Liverpool goalkeeper Tommy Lawrence's funeral held
Hundreds of mourners have paid tribute to former Liverpool FC goalkeeper Tommy Lawrence at his funeral.
The Scotsman, who won three caps for his country and was Bill Shankly's first-choice keeper during the 1960s, died earlier this month aged 77.
You'll Never Walk Alone played and mourners applauded when the coffin, draped in a red LFC banner, left St Elphin's Parish Church in Warrington.
Former teammate Roger Hunt remembered him as a "brilliant sweeper-keeper".
Robbie Fowler and Kenny Dalglish joined former players Ian St John, Ray Clemence, Ian Callaghan and Gordon Milne at the service on Tuesday.
Lifelong friend Roger Hunt remembered him as a "brilliant sweeper-keeper" but said he "scored a few past him over the years".
Widely known to Liverpool fans as "Sir" Roger, he said that Lawrence's nickname 'The Flying Pig', though it sounded critical, "was affectionate".
He was given the moniker because of his ability to dive around the penalty area despite weighing more than 14 stone.
During the service, led by Rev Stewart McTaggart, Lawrence's grandson Ryan Murray said he loved the nickname and LFC was his grandfather's life.

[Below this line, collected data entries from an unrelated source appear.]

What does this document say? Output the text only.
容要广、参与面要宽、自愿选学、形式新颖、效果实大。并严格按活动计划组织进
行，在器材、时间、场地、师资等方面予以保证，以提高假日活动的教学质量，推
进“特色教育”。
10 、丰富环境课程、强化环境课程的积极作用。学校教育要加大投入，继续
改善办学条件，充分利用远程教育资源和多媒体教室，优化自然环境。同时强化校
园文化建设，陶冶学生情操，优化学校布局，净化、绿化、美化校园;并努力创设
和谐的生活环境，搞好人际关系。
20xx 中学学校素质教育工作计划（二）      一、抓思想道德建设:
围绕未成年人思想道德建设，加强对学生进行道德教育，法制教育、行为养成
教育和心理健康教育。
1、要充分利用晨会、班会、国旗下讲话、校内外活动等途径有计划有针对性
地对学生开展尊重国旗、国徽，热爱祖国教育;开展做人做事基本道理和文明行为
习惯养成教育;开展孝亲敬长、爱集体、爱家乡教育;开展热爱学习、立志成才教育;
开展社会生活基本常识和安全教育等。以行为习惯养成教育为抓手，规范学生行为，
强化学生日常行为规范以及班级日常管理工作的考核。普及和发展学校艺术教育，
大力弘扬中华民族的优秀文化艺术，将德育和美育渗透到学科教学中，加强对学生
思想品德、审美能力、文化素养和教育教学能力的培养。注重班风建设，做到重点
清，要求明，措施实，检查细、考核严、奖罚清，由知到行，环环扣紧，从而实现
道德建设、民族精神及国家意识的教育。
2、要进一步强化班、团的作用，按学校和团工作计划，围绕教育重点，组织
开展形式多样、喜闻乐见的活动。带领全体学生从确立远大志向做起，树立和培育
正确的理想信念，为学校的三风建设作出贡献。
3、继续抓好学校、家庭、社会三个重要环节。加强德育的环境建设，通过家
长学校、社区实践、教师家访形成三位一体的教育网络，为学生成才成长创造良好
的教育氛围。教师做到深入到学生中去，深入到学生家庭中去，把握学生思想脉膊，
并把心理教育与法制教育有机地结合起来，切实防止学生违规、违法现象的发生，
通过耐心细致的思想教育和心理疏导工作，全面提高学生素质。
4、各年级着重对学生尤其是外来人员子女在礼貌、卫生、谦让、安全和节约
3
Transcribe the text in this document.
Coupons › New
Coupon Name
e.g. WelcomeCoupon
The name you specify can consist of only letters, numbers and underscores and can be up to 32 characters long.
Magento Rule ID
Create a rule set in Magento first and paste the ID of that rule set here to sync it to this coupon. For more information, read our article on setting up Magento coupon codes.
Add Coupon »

"He was the embodiment of what a footballer should be and if there were more like him, football would be a better place."
The hymn Morning Has Broken was played during the service and Liverpool FC club chaplain Rev Bill Bygroves spoke about the goalkeeper's life.
Lawrence made 390 appearances for the Reds winning three major trophies.
He helped Liverpool win the FA Cup against Leeds at Wembley in 1965 and also two league titles, as well as losing a European Cup Winners' Cup Final to Borussia Dortmund at Hampden Park in 1966.
Former England number one Ray Clemence said he "learned so much from Tommy" who "deserved to play for Scotland more than he did".
Clemence, who replaced him as Liverpool's keeper said: "For me at the time he was probably the best one v one goalkeeper around".
Gordon Milne remembered him "as a pal" who came "through the same route from not having anything or expecting too much and being there at the beginning of what turned out to be a great football club".
"Tom was ahead of the game in terms of anticipating danger and probably the first to play as an out-and-out outside keeper. We'll miss him terribly."
Ian St John described his former teammate as "a terrific lad" who "was the man" in goal and "who set a new trend."
Phil Thompson, who met Lawrence after joining Liverpool as an apprentice, said he was an "absolute legend and his laugh was quite infectious".
"You can imagine being a fan and you've come from the Kop and cleaning boots... for me to bridge that gap and become a friend... it was great."
One fan outside the church paid tribute to a "gentleman" with "nothing flash about him - he just did the job".
Another said: "He's a legend... he was the first of his kind."
"He played with a passion for the club - it wasn't about money. They were proud to put on a Liverpool shirt," said another.